Stiamo vivendo in questi giorni quelli che sono forse gli ultimi spasmi di un corpo che sta ignominiosamente morendo, quello della politica italiana. Travolto dagli scandali, delegittimato dall’incapacità e dall’inefficienza, svuotato di ogni capacità d’iniziativa e, soprattutto, dell’energia necessaria a produrre una svolta capace di rigenerarlo, il sistema dei partiti è come sospeso, in attesa di qualcuno o qualcosa che ne decreti ufficialmente la fine e la esegua. Passaggio non facile, a oggi piuttosto improbabile. E’ tutta qui la drammaticità del momento: un passato che non passa e un futuro che non viene.
La cosa più probabile è anche la meno attraente e, alla lunga, la più dannosa: una deriva senza rotture, ma anche senza prospettive. Il paese continuerà a galleggiare tenuto in vita da tentativi sempre più velleitari di realizzare un impossibile cambiamento di sistema e faticosamente sorretto dalle energie di quella parte del paese che non si arrende, ma che non sa vincere.

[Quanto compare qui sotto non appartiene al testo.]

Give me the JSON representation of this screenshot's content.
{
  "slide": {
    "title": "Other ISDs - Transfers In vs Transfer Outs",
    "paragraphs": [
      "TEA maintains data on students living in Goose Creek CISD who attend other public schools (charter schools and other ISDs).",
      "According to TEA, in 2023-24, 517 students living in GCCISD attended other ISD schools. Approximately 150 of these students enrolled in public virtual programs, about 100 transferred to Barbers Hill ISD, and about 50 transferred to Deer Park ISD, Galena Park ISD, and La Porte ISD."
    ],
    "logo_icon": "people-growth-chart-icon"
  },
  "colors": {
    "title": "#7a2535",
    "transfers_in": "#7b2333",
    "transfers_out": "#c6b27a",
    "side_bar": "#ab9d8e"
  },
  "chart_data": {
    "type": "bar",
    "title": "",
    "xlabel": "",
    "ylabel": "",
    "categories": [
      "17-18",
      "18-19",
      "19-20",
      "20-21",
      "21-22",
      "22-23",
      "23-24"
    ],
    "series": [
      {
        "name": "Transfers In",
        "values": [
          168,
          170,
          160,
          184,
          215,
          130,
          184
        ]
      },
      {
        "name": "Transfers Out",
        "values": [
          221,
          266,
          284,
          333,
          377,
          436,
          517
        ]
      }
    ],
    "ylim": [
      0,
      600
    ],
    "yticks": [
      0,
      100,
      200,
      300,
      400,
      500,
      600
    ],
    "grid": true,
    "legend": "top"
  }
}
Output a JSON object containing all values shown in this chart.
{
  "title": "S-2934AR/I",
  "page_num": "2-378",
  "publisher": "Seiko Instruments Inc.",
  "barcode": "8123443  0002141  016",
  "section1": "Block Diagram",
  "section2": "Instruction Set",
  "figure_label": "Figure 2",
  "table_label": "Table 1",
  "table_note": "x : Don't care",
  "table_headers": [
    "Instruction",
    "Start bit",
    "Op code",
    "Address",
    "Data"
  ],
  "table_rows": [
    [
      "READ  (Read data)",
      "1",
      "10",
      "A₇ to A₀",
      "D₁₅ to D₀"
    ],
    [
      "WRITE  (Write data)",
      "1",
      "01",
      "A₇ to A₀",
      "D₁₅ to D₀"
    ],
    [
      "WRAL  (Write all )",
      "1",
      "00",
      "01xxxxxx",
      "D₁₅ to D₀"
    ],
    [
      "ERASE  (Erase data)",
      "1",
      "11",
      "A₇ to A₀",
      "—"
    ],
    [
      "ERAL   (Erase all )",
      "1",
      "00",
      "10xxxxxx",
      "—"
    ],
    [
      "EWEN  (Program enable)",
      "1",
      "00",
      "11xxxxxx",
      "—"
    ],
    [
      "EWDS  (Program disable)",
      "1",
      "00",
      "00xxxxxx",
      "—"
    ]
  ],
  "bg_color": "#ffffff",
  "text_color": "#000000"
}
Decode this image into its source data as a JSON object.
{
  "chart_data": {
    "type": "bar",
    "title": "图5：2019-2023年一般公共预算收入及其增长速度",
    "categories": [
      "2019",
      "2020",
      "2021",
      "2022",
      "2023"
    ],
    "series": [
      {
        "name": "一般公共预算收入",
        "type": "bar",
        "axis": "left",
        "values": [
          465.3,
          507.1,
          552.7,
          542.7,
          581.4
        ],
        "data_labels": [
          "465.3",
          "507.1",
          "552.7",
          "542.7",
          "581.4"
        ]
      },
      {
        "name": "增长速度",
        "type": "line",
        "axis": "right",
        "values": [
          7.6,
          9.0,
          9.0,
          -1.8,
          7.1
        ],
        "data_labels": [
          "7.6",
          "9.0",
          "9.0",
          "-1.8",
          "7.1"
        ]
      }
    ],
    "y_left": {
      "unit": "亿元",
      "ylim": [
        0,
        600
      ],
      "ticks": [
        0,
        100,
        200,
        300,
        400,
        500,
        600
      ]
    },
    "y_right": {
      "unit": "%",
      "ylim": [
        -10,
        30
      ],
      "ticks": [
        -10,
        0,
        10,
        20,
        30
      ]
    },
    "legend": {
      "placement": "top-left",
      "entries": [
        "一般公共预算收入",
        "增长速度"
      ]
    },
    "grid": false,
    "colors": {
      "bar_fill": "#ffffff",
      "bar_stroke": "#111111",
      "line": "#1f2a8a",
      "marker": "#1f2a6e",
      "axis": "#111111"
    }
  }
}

L’unica speranza sta in una rigenerazione dal basso, di cui qualche segno si vede; una mobilitazione dal basso di energie nuove, di figure sociali non rappresentate, che sappia investire la classe politica attuale e spingerla ai lati della storia per ritrovare un cammino di crescita, civile e culturale prima ancora che economico. Solo una classe dirigente nuova, giovane e dinamica può concepire il cambio di passo e di paradigma che è necessario per sottrarsi alla morsa micidiale di un declino che è ormai inscritto nel destino che noi stessi abbiamo contribuito a determinare e che solo noi possiamo tentare di rovesciare. C’è un bisogno drammatico e urgente di ricambio della classe dirigente in senso lato, dalla politica alle rappresentanze sociali, agli apparati pubblici, forse anche a una parte del sistema economico. Ma una nuova classe dirigente non emerge e non si afferma nel vuoto di una crisi. Può solo essere sospinta da una convergenza d’interessi fra tutte le forze che puntano sulla modernizzazione del paese e sul rinnovamento del suo modello economico e sociale. Un evento che all’orizzonte ancora non si vede.